When approaching the historical narratives, Morgan chooses to create a series of monologue sketches in the vein of Joyce Grenfell and Ruth Draper, that merge historical data with her own empathetic insights surrounding the imagined details of the protagonist’s lives.
Each monologue showcases Morgan’s innovative creativity in approaching historical storytelling.
Conductor Daniel Protheroe and his artistry are realised through comparison to bespoke tailoring, while glamourous concert pianist Marie Novello offers a final deathbed interview reflecting on her life in music and the personal sacrifices she has had to make.
One of the great strengths of this book is the way that Morgan adopts multiple viewpoints. We find Joseph Parry, narrating his version of events, only to be reframed and interrogated through the eyes of his ‘friend for life— most times’ brother-in-law Gomer Thomas, with what Morgan describes as an ‘American view’.
This dual perspective allows the reader an insight into the complex world of interpreting historical narratives that will so often differ in regards to who it is telling the story.

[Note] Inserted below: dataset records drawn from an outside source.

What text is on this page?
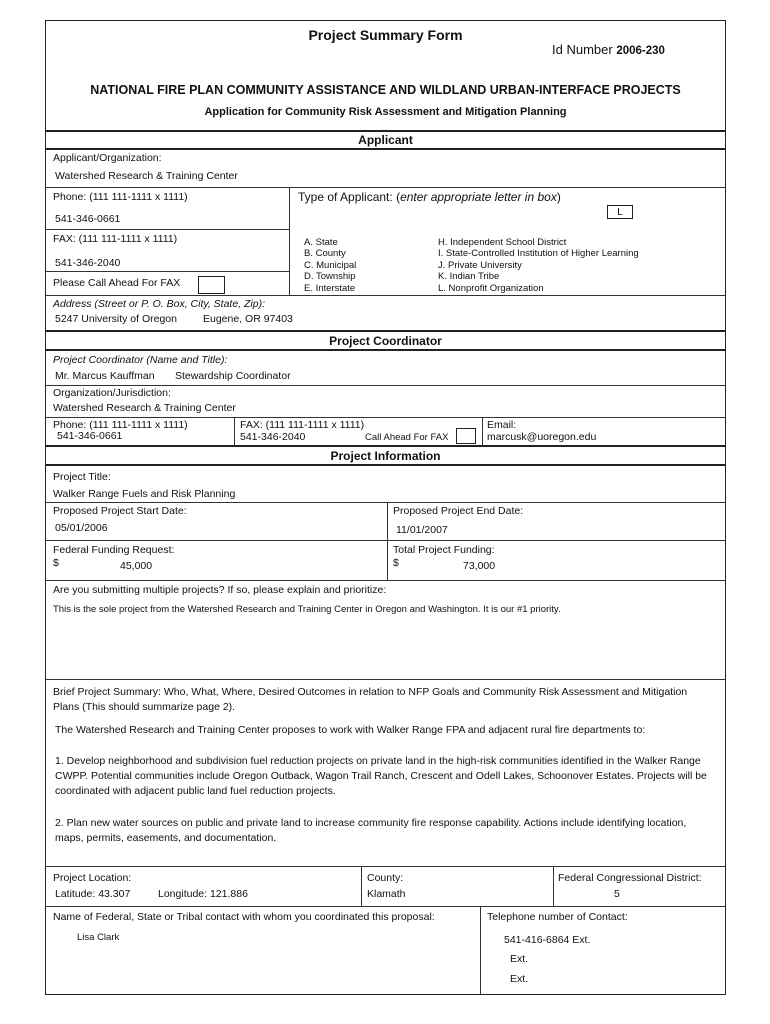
Project Summary Form
Id Number 2006-230
NATIONAL FIRE PLAN COMMUNITY ASSISTANCE AND WILDLAND URBAN-INTERFACE PROJECTS
Application for Community Risk Assessment and Mitigation Planning
Applicant
Applicant/Organization:
Watershed Research & Training Center
Phone: (111 111-1111 x 1111)
541-346-0661
Type of Applicant: (enter appropriate letter in box)
L
FAX: (111 111-1111 x 1111)
541-346-2040
Please Call Ahead For FAX
A. State
B. County
C. Municipal
D. Township
E. Interstate
H. Independent School District
I. State-Controlled Institution of Higher Learning
J. Private University
K. Indian Tribe
L. Nonprofit Organization
Address (Street or P. O. Box, City, State, Zip):
5247 University of Oregon Eugene, OR 97403
Project Coordinator
Project Coordinator (Name and Title):
Mr. Marcus Kauffman Stewardship Coordinator
Organization/Jurisdiction:
Watershed Research & Training Center
Phone: (111 111-1111 x 1111)
541-346-0661
FAX: (111 111-1111 x 1111)
541-346-2040	Call Ahead For FAX
Email:
marcusk@uoregon.edu
Project Information
Project Title:
Walker Range Fuels and Risk Planning
Proposed Project Start Date:
05/01/2006
Proposed Project End Date:
11/01/2007
Federal Funding Request:
$	45,000
Total Project Funding:
$	73,000
Are you submitting multiple projects? If so, please explain and prioritize:
This is the sole project from the Watershed Research and Training Center in Oregon and Washington. It is our #1 priority.
Brief Project Summary: Who, What, Where, Desired Outcomes in relation to NFP Goals and Community Risk Assessment and Mitigation Plans (This should summarize page 2).
The Watershed Research and Training Center proposes to work with Walker Range FPA and adjacent rural fire departments to:
1. Develop neighborhood and subdivision fuel reduction projects on private land in the high-risk communities identified in the Walker Range CWPP. Potential communities include Oregon Outback, Wagon Trail Ranch, Crescent and Odell Lakes, Schoonover Estates. Projects will be coordinated with adjacent public land fuel reduction projects.
2. Plan new water sources on public and private land to increase community fire response capability. Actions include identifying location, maps, permits, easements, and documentation.
Project Location:
Latitude: 43.307	Longitude: 121.886
County:
Klamath
Federal Congressional District:
5
Name of Federal, State or Tribal contact with whom you coordinated this proposal:
Lisa Clark
Telephone number of Contact:
541-416-6864 Ext.
Ext.
Ext.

Morgan’s inclusion of Welsh language phrases and lyrics throughout the book, embeds a sense of Welsh heritage and motherland to the work, while also nodding to the combination of both ‘Welsh opera and English words blended with Welsh folk melodies’ in Joseph Parry’s Arianwen.

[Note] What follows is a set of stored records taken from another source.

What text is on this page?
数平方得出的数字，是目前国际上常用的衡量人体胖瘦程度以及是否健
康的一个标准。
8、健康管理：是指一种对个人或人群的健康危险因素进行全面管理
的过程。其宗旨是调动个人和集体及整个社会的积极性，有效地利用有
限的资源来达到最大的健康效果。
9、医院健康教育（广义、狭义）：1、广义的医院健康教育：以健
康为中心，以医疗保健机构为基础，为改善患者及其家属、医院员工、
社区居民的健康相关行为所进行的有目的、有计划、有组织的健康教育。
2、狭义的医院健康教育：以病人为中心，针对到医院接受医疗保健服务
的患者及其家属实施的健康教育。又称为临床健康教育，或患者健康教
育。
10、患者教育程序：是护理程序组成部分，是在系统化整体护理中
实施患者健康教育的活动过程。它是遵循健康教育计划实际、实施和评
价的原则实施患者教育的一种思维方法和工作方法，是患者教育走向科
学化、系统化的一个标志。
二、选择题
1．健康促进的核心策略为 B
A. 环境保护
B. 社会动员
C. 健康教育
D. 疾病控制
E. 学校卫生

In part two’s critical reflective section of the book, Morgan explains:
‘For those to whom it is a mother tongue, Welsh is the language of intimacy. Toward the end of his days, my father was far more comfortable when those who cared for him spoke in Welsh. Joseph Parry would have spoken only Welsh to his father and English to his wife and colleagues’
In many ways grief plays a central role in Braids of Song and Morgan’s sensitive writing style allows the reader space for personal reflection. The inclusion of poetry and song lyrics strengthen the scope for emotive connection.

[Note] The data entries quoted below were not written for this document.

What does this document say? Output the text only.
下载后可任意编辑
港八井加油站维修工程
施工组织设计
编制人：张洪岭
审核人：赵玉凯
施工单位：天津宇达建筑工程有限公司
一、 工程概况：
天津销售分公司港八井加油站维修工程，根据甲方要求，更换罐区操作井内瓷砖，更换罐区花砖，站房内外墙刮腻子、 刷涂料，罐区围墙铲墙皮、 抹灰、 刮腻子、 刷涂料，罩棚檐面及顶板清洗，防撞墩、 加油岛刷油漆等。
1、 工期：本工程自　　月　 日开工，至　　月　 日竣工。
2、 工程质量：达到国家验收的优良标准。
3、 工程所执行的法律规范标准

Grief is portrayed in terms of loss of person, with the death of Morgan’s own father being the catalyst to her writing. Yet grief as a companion to the act of migration through loss of homeland and former identity, is another core strand.
Morgan also contemplates collective grief through trauma, highlighting both America’s civil war, and the more recent devastation of September 11th 2001, that impacted her so personally. Here Morgan’s story speaks of the power of music to heal, restore and re-connect individuals and communities.
‘In the sharing of our national songs came support for the trauma of the emergency room nurse who had prepared to receive casualties that did not arrive, the teacher who had helped tell young children of the death of a parent, the worker who had walked home with the crowds through the dust and ash of Lower Manhattan, to New Jersey across the George Washington Bridge, and many more’.
It’s interesting to note that Morgan hadn’t originally intended to include her own story within the project. Yet it is Morgan’s personal story that serves as a backbone to the body of the work. She writes her life with clarity, vulnerability and depth, asking questions of herself, her craft, and her experiences.
She is the conductor of this literary ensemble, the heartbeat keeping time, while actively entwining the many strands of narrative into a symphonious collective, and as Morgan states: ‘the cae gwirionedd (the place of truth) lies in the exploration’.
Braids of Song is a beautifully observed, boldly creative, and skilfully compiled testament to the restorative, enriching and life affirming powers of music.